El pasado rememorado no tiene la consistencia o la claridad de la experiencia presente, pero adquiere nuevos significados que modelan y se anclan en la conciencia de sí por varias razones. Una es el hecho de que cualquier incidente recordado ha sobrevivido al olvido, lo cual constituye un filtro de información que opera fuera de la voluntad y tiene relación con otras funciones mentales, como la atención, la motivación, la emoción o el sistema de creencias. Otra razón que liga al recuerdo con la autoconciencia se refiere a que cada evocación asienta y aclara al recuerdo, porque mientras más se evoca es más fácil recuperarlo y porque, con cada evocación, suele sufrir ajustes e inferencias que lo resignifican. En suma: la memoria autobiográfica no sólo recapitula vivencias pasadas protagonizadas por un yo previo, sino que, al hacerlo, restaura y moldea al yo presente. De esta manera es posible afirmar que el conocimiento sobre uno mismo derivado de la evocación, interpretación y acomodo de la propia historia es propiamente autonoético, porque rastrea y borda el saber sobre uno mismo.
Más aún: la memoria autobiográfica se integra al autoconocimiento porque dispone las experiencias individuales en marcos sociales y culturales. Este tipo de memoria surge en los infantes junto con la adquisición del lenguaje y se afianza en la adolescencia mediante una narrativa que se enriquece en el diálogo y la vivencia sociales. En efecto: la estructuración autobiográfica durante la adolescencia se conforma al patrón de socialización y al uso que el/la joven hace de pautas y símbolos culturalmente disponibles. Al establecer un nicho al yo en el tejido social, las narrativas familiares contribuyen al desarrollo de la memoria autobiográfica y se ha observado que los padres con una narrativa personal pulida y articulada tienen hijos con la misma capacidad.
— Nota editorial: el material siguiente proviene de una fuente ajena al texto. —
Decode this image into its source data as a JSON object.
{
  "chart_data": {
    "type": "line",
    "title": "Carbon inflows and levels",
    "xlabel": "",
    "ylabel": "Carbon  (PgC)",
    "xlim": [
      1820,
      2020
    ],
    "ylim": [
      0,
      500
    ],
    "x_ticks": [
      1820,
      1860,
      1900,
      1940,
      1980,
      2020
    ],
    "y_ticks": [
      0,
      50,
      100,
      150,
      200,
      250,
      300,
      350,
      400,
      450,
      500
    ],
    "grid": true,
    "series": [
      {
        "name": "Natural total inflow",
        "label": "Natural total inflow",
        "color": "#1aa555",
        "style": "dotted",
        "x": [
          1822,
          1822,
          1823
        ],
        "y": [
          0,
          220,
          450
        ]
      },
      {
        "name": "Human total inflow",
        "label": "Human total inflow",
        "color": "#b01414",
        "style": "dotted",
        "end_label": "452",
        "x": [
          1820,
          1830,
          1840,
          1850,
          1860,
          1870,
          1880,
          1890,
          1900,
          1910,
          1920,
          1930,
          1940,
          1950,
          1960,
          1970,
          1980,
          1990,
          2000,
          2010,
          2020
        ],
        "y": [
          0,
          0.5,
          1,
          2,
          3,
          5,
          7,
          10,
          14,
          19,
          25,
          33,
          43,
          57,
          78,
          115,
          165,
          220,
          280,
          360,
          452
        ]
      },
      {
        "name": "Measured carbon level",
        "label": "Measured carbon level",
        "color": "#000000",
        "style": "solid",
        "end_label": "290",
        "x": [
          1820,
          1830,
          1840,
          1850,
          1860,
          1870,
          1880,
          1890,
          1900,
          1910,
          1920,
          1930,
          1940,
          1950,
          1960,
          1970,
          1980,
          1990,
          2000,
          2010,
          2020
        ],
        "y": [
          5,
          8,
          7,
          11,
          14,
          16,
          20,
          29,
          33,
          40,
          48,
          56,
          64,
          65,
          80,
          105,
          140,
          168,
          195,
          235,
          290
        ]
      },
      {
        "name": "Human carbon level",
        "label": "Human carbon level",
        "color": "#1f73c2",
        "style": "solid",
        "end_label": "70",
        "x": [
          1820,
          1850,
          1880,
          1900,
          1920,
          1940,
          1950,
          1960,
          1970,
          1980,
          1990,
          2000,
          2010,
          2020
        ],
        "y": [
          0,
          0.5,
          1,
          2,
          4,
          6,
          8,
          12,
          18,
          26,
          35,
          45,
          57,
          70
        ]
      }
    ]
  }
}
Un ejemplo manifiesto de esta autoreferencia contextual es el libro “Identidad en el laberinto de la memoria” del fotógrafo mexicano Pedro Tzontémoc, quien despliega su búsqueda de identidad en la historia de su familia proveniente de la emigración gallega a México. El artista estuvo expuesto a esta tradición en su infancia y juventud no sólo en su núcleo familiar, sino en el contexto del amplio árbol genealógico que lleva el apellido Díaz desde una pareja de campesinos de la montaña lucense, casada hacia 1865, hasta cientos de descendientes en varios países de Hipanoamérica (la diázpora, en la que está incluido el que esto escribe). Las fotos de lugares y personas que Pedro Tzontémoc ha tomado y recolectado constituyen la cartografía de un mestizaje forjado en el laberinto de esta estirpe familiar y de los paisajes contrapuestos de México y Galicia.
La memoria y la narración autobiográficas parecen cumplir una función de autorregulación y homeostasis, muchas veces en el marco de conflictos que requieren ser comprendidos. Llenan así un cometido que rebasa al individuo, sus memorias y sus intenciones personales porque un objetivo manifiesto en casi todas las autobiografías es comunicar a otros yoes el yo del autor. Se ha dicho que Michel de Montaigne inauguró la conciencia moderna de un yo que escribe sobre sí mismo; parecería necesario agregar que este yo relator necesita a otro yo receptor que lo pueda escuchar y comprender. Al iniciar a los 13 años su entrañable e inmortal Diario, Ana Frank resuelve meridianamente este cometido:
“A fin de evocar mejor la imagen que me forjo de una amiga largamente esperada, no quiero limitarme a simples hechos, como tantos hacen, sino que deseo que este Diario personifique a la amiga. Y esta amiga se llamará Kitty”.